One useful type of mixture models is the mixture of regression models. Mixtures
of regression models are appropriate to use when the observations are
from several subgroups with missing grouping identities, and in each subgroup,
the response has a linear relationship with one or more other recorded variables.
Many efforts have been made to extend such models as finite mixtures of generalized
linear models which are comprehensively discussed by McLachlan and
Peel (2004). Bayesian approaches for mixture regression models are summarized
by Frühwirth-Schnatter (2006). Mixture models continue to be a topic of
intense research activity, with special issues being edited in close succession
(Böhning et al, 2014; Hinde et al, 2016). A large proportion of articles in those
special issues discusses variants of mixture regression models, such as Poisson
regression, spline regression, or regression under censoring.
Recently, mixtures of nonparametric regression models, which relax the linearity
assumption on the regression functions, have gained particular attention.

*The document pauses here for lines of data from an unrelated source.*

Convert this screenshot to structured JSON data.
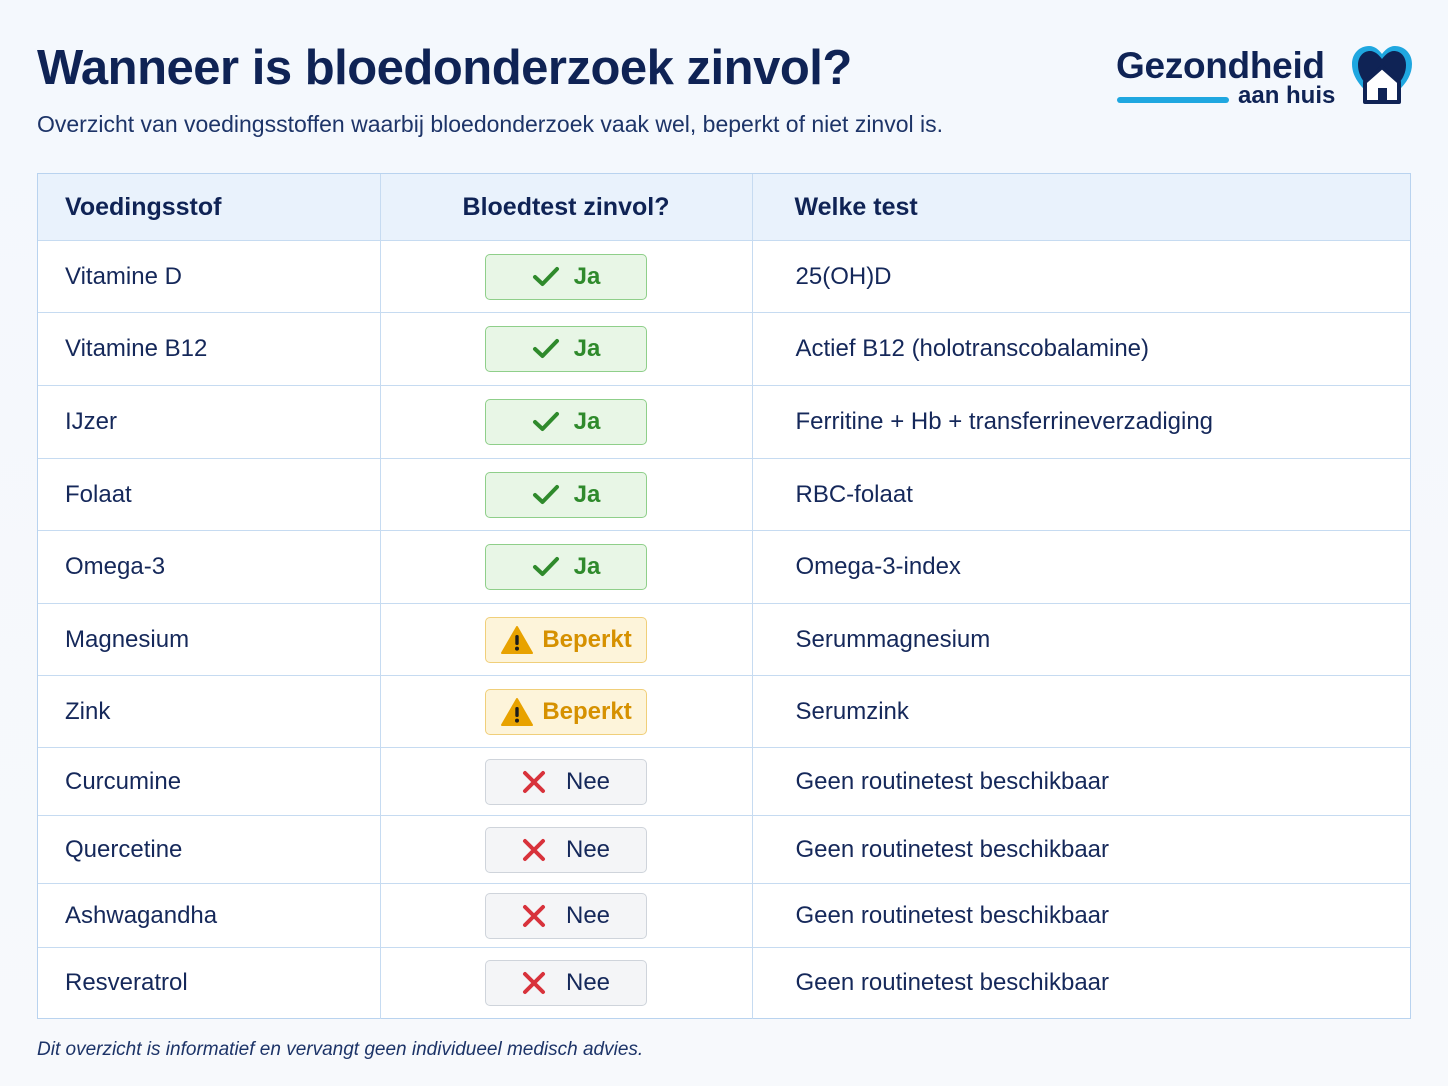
{
  "header": {
    "title": "Wanneer is bloedonderzoek zinvol?",
    "subtitle": "Overzicht van voedingsstoffen waarbij bloedonderzoek vaak wel, beperkt of niet zinvol is."
  },
  "logo": {
    "name": "Gezondheid",
    "tagline": "aan huis",
    "bar_color": "#1fa7e0",
    "icon": "heart-house-icon"
  },
  "table": {
    "columns": [
      "Voedingsstof",
      "Bloedtest zinvol?",
      "Welke test"
    ],
    "rows": [
      {
        "nutrient": "Vitamine D",
        "status": "yes",
        "status_label": "Ja",
        "test": "25(OH)D"
      },
      {
        "nutrient": "Vitamine B12",
        "status": "yes",
        "status_label": "Ja",
        "test": "Actief B12 (holotranscobalamine)"
      },
      {
        "nutrient": "IJzer",
        "status": "yes",
        "status_label": "Ja",
        "test": "Ferritine + Hb + transferrineverzadiging"
      },
      {
        "nutrient": "Folaat",
        "status": "yes",
        "status_label": "Ja",
        "test": "RBC-folaat"
      },
      {
        "nutrient": "Omega-3",
        "status": "yes",
        "status_label": "Ja",
        "test": "Omega-3-index"
      },
      {
        "nutrient": "Magnesium",
        "status": "limited",
        "status_label": "Beperkt",
        "test": "Serummagnesium"
      },
      {
        "nutrient": "Zink",
        "status": "limited",
        "status_label": "Beperkt",
        "test": "Serumzink"
      },
      {
        "nutrient": "Curcumine",
        "status": "no",
        "status_label": "Nee",
        "test": "Geen routinetest beschikbaar"
      },
      {
        "nutrient": "Quercetine",
        "status": "no",
        "status_label": "Nee",
        "test": "Geen routinetest beschikbaar"
      },
      {
        "nutrient": "Ashwagandha",
        "status": "no",
        "status_label": "Nee",
        "test": "Geen routinetest beschikbaar"
      },
      {
        "nutrient": "Resveratrol",
        "status": "no",
        "status_label": "Nee",
        "test": "Geen routinetest beschikbaar"
      }
    ]
  },
  "status_icons": {
    "yes": "check-icon",
    "limited": "warning-icon",
    "no": "cross-icon"
  },
  "colors": {
    "yes": "#2f8a2c",
    "limited": "#d69100",
    "no": "#d8323b"
  },
  "footnote": "Dit overzicht is informatief en vervangt geen individueel medisch advies."
}
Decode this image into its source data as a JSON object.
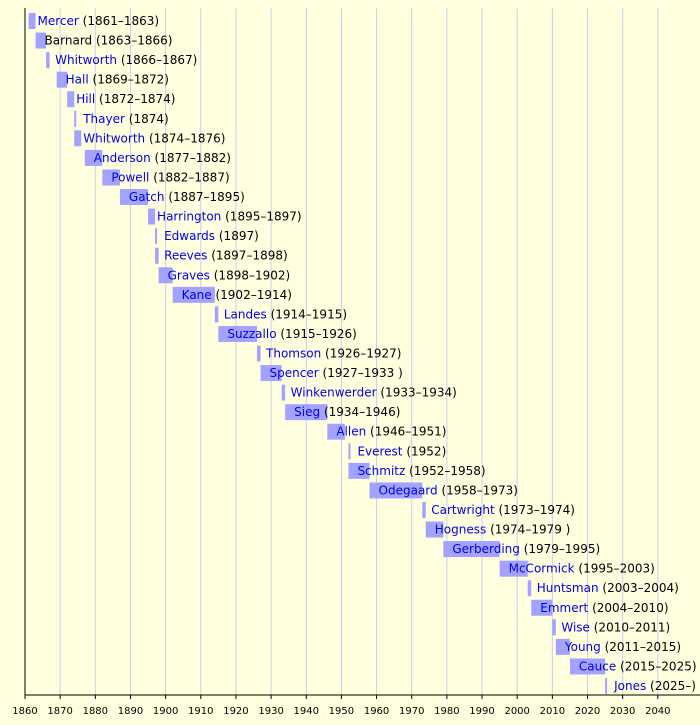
{
  "chart_data": {
    "type": "timeline",
    "categories": [
      "Mercer",
      "Barnard",
      "Whitworth",
      "Hall",
      "Hill",
      "Thayer",
      "Whitworth",
      "Anderson",
      "Powell",
      "Gatch",
      "Harrington",
      "Edwards",
      "Reeves",
      "Graves",
      "Kane",
      "Landes",
      "Suzzallo",
      "Thomson",
      "Spencer",
      "Winkenwerder",
      "Sieg",
      "Allen",
      "Everest",
      "Schmitz",
      "Odegaard",
      "Cartwright",
      "Hogness",
      "Gerberding",
      "McCormick",
      "Huntsman",
      "Emmert",
      "Wise",
      "Young",
      "Cauce",
      "Jones"
    ],
    "start": [
      1861,
      1863,
      1866,
      1869,
      1872,
      1874,
      1874,
      1877,
      1882,
      1887,
      1895,
      1897,
      1897,
      1898,
      1902,
      1914,
      1915,
      1926,
      1927,
      1933,
      1934,
      1946,
      1952,
      1952,
      1958,
      1973,
      1974,
      1979,
      1995,
      2003,
      2004,
      2010,
      2011,
      2015,
      2025
    ],
    "end": [
      1863,
      1866,
      1867,
      1872,
      1874,
      1874,
      1876,
      1882,
      1887,
      1895,
      1897,
      1897,
      1898,
      1902,
      1914,
      1915,
      1926,
      1927,
      1933,
      1934,
      1946,
      1951,
      1952,
      1958,
      1973,
      1974,
      1979,
      1995,
      2003,
      2004,
      2010,
      2011,
      2015,
      2025,
      null
    ],
    "labels": [
      "(1861–1863)",
      "(1863–1866)",
      "(1866–1867)",
      "(1869–1872)",
      "(1872–1874)",
      "(1874)",
      "(1874–1876)",
      "(1877–1882)",
      "(1882–1887)",
      "(1887–1895)",
      "(1895–1897)",
      "(1897)",
      "(1897–1898)",
      "(1898–1902)",
      "(1902–1914)",
      "(1914–1915)",
      "(1915–1926)",
      "(1926–1927)",
      "(1927–1933 )",
      "(1933–1934)",
      "(1934–1946)",
      "(1946–1951)",
      "(1952)",
      "(1952–1958)",
      "(1958–1973)",
      "(1973–1974)",
      "(1974–1979 )",
      "(1979–1995)",
      "(1995–2003)",
      "(2003–2004)",
      "(2004–2010)",
      "(2010–2011)",
      "(2011–2015)",
      "(2015–2025)",
      "(2025–)"
    ],
    "linked": [
      true,
      false,
      true,
      true,
      true,
      true,
      true,
      true,
      true,
      true,
      true,
      true,
      true,
      true,
      true,
      true,
      true,
      true,
      true,
      true,
      true,
      true,
      true,
      true,
      true,
      true,
      true,
      true,
      true,
      true,
      true,
      true,
      true,
      true,
      true
    ],
    "color": "#a3a3ff",
    "link_color": "#0000ee",
    "background": "#ffffe0",
    "grid": true,
    "xlim": [
      1860,
      2052
    ],
    "xticks": [
      1860,
      1870,
      1880,
      1890,
      1900,
      1910,
      1920,
      1930,
      1940,
      1950,
      1960,
      1970,
      1980,
      1990,
      2000,
      2010,
      2020,
      2030,
      2040
    ]
  }
}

For example,Young and Hunter (2010) use kernel regression to model covariatedependent
proportions for mixtures of linear regression models, an idea which
was further developed into a semi-parametric approach by Huang and Yao
(2012). Huang et al (2013) have proposed a nonparametric finite regression
mixture model where the mixing proportions, the mean functions, and the variance
functions are all nonparametric, with application on the U.S. house price
index (HPI) data. However, to our knowledge, there is no statistical method
for prediction from time series based on mixture models and nonparametric
regression. Nonparametric regression is a technique for modelling (possibly
non-linear) trends in data. One approach to nonparametric regression is local
modelling which locally estimates the mean function m(t) using a set of
parametric models. |